# Soft Thinking: Unlocking the Reasoning Potential of LLMs in Continuous Concept Space

## Directory Structure

```
soft_thinking/
├── datasets/
│   ├── aime2024.json
│   └── ... (other datasets)
├── models/
│   └── download.py
├── scripts/
│   ├── baseline/
│   └── st/
├── sglang_soft_thinking_pkg/
│   └── (sglang files)
├── config.sh
├── codeeval.py
├── convert_livecodebench.py
├── humanevaleval.py
├── mbppeval.py
├── matheval.py
├── run_sglang_softthinking.py
├── run_sglang_nothinking.py
└── ... (other files)
```

## Environment Setup

To set up the virtual environment for sglang soft thinking inference, execute each line in `config.sh`.
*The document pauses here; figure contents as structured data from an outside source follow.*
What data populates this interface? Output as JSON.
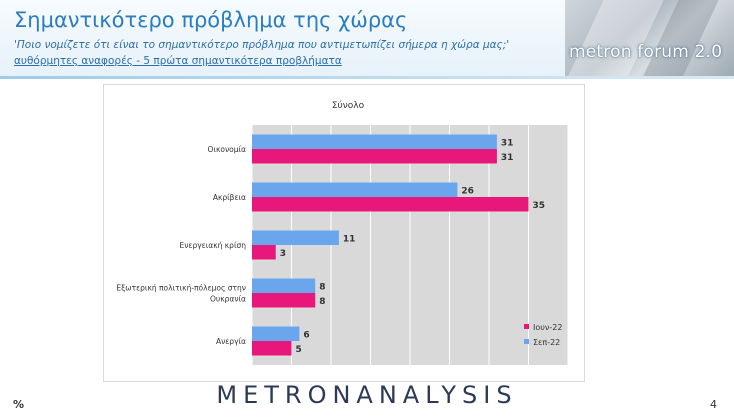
{
  "header": {
    "title": "Σημαντικότερο πρόβλημα της χώρας",
    "subtitle": "'Ποιο νομίζετε ότι  είναι το σημαντικότερο πρόβλημα που αντιμετωπίζει σήμερα η χώρα μας;'",
    "note": "αυθόρμητες αναφορές - 5 πρώτα σημαντικότερα προβλήματα",
    "logo_text": "metron forum 2.0"
  },
  "footer": {
    "brand": "METRONANALYSIS",
    "unit_label": "%",
    "page_number": "4"
  },
  "colors": {
    "jun22": "#e8177a",
    "sep22": "#6aa6ee",
    "plot_bg": "#d9d9d9",
    "title_blue": "#2a7dc2"
  },
  "chart_data": {
    "type": "bar",
    "orientation": "horizontal",
    "title": "Σύνολο",
    "categories": [
      "Οικονομία",
      "Ακρίβεια",
      "Ενεργειακή κρίση",
      "Εξωτερική πολιτική-πόλεμος στην Ουκρανία",
      "Ανεργία"
    ],
    "category_lines": [
      [
        "Οικονομία"
      ],
      [
        "Ακρίβεια"
      ],
      [
        "Ενεργειακή κρίση"
      ],
      [
        "Εξωτερική πολιτική-πόλεμος στην",
        "Ουκρανία"
      ],
      [
        "Ανεργία"
      ]
    ],
    "series": [
      {
        "name": "Σεπ-22",
        "values": [
          31,
          26,
          11,
          8,
          6
        ],
        "color": "#6aa6ee"
      },
      {
        "name": "Ιουν-22",
        "values": [
          31,
          35,
          3,
          8,
          5
        ],
        "color": "#e8177a"
      }
    ],
    "legend_order": [
      "Ιουν-22",
      "Σεπ-22"
    ],
    "xlim": [
      0,
      40
    ],
    "grid": true,
    "legend": "bottom-right",
    "data_labels": true
  }
}
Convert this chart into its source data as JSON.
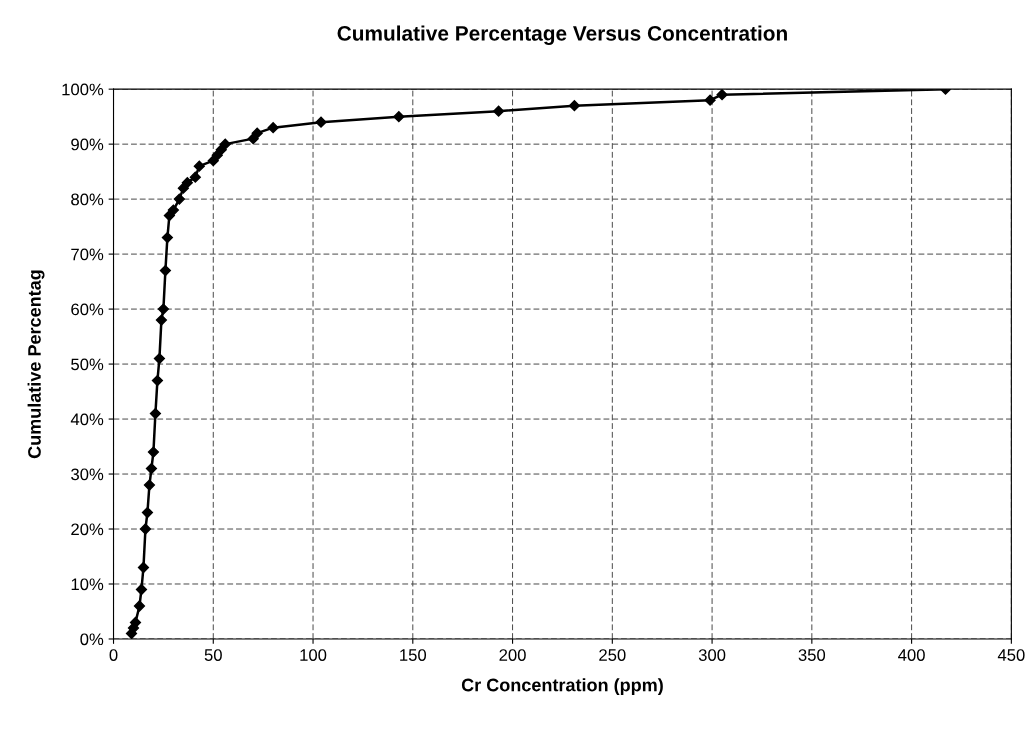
{
  "chart_data": {
    "type": "line",
    "title": "Cumulative Percentage Versus Concentration",
    "xlabel": "Cr Concentration (ppm)",
    "ylabel": "Cumulative Percentag",
    "series": [
      {
        "color": "#000000",
        "x": [
          9,
          10,
          11,
          13,
          14,
          15,
          16,
          17,
          18,
          19,
          20,
          21,
          22,
          23,
          24,
          25,
          26,
          27,
          28,
          30,
          33,
          35,
          37,
          41,
          43,
          50,
          52,
          54,
          56,
          70,
          72,
          80,
          104,
          143,
          193,
          231,
          299,
          305,
          417
        ],
        "values": [
          1,
          2,
          3,
          6,
          9,
          13,
          20,
          23,
          28,
          31,
          34,
          41,
          47,
          51,
          58,
          60,
          67,
          73,
          77,
          78,
          80,
          82,
          83,
          84,
          86,
          87,
          88,
          89,
          90,
          91,
          92,
          93,
          94,
          95,
          96,
          97,
          98,
          99,
          100
        ]
      }
    ],
    "xlim": [
      0,
      450
    ],
    "xticks": [
      0,
      50,
      100,
      150,
      200,
      250,
      300,
      350,
      400,
      450
    ],
    "ylim": [
      0,
      100
    ],
    "yticks": [
      {
        "value": 0,
        "label": "0%"
      },
      {
        "value": 10,
        "label": "10%"
      },
      {
        "value": 20,
        "label": "20%"
      },
      {
        "value": 30,
        "label": "30%"
      },
      {
        "value": 40,
        "label": "40%"
      },
      {
        "value": 50,
        "label": "50%"
      },
      {
        "value": 60,
        "label": "60%"
      },
      {
        "value": 70,
        "label": "70%"
      },
      {
        "value": 80,
        "label": "80%"
      },
      {
        "value": 90,
        "label": "90%"
      },
      {
        "value": 100,
        "label": "100%"
      }
    ],
    "grid": true,
    "marker": "diamond",
    "line_style": "solid"
  }
}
## Reproduction Instructions

### 1. Baseline

Run the baseline script:

```
bash scripts/baseline/qwq32b.sh
```

#### Download the Model

First, download the model to the `models/` directory:

```
python ./models/download.py --model_name "Qwen/QwQ-32B"
```

#### Run Inference

Then, run the baseline inference:

```
python run_sglang_softthinking.py \
    --dataset "aime2024" \
    --model_name "./models/Qwen/QwQ-32B" \
    --max_generated_tokens 32768 \
    --temperature 0.6 \
    --top_p 0.95 \
    --top_k 30 \
    --min_p 0.0 \
    --mem_fraction_static 0.8 \
    --start_idx 0 \
    --end_idx 10000 \
    --num_gpus 8 \
    --num_samples 16  \
    --use_llm_judge \
    --api_base "<replace it>" \
    --deployment_name "<replace it>" \
    --api_version "<replace it>" \
    --api_key "<replace it>" \
    --push_results_to_hf \
    --hf_repo_id "<replace it>" \
    --hf_token "<replace it>"
```

> **Note:**  
> - If you use the LLM judge or wish to upload results to Hugging Face, remember to provide the required API information.

---

### 2. Soft Thinking

Run the Soft Thinking script:

```
bash scripts/st/qwq32b.sh
```

Or directly execute:

```
python run_sglang_softthinking.py \
    --dataset "aime2024" \
    --model_name "./models/Qwen/QwQ-32B" \
    --max_topk 15 \
    --max_generated_tokens 32768 \
    --temperature 0.6 \
    --top_p 0.95 \
    --top_k 30 \
    --min_p 0.0 \
    --after_thinking_temperature 0.6 \
    --after_thinking_top_p 0.95 \
    --after_thinking_top_k 30 \
    --after_thinking_min_p 0.0 \
    --early_stopping_entropy_threshold 0.1 \
    --early_stopping_length_threshold 256 \
    --mem_fraction_static 0.8 \
    --start_idx 0 \
    --end_idx 10000 \
    --num_gpus 8 \
    --num_samples 1 \
    --enable_soft_thinking \
    --use_llm_judge \
    --api_base "<replace it>" \
    --deployment_name "<replace it>" \
    --api_version "<replace it>" \
    --api_key "<replace it>" \
    --push_results_to_hf \
    --hf_repo_id "<replace it>" \
    --hf_token "<replace it>"
```

#### Hyperparameter Search

To achieve optimal results, tune the following hyperparameters:

- `max_topk`: {5, 10, 15, 20}
- `min_p`: {0.005, 0.01, 0.02}
- `early_stopping_entropy_threshold`: {0.01, 0.05, 0.1}
- `early_stopping_length_threshold`: {128, 256, 512, 1024}

> **Note:**  
> - Results may vary across different devices even with the same hyperparameters, due to differences in computation precision.
> - You can change the model (`model_name`) and dataset (`dataset`) to experiment with other configurations.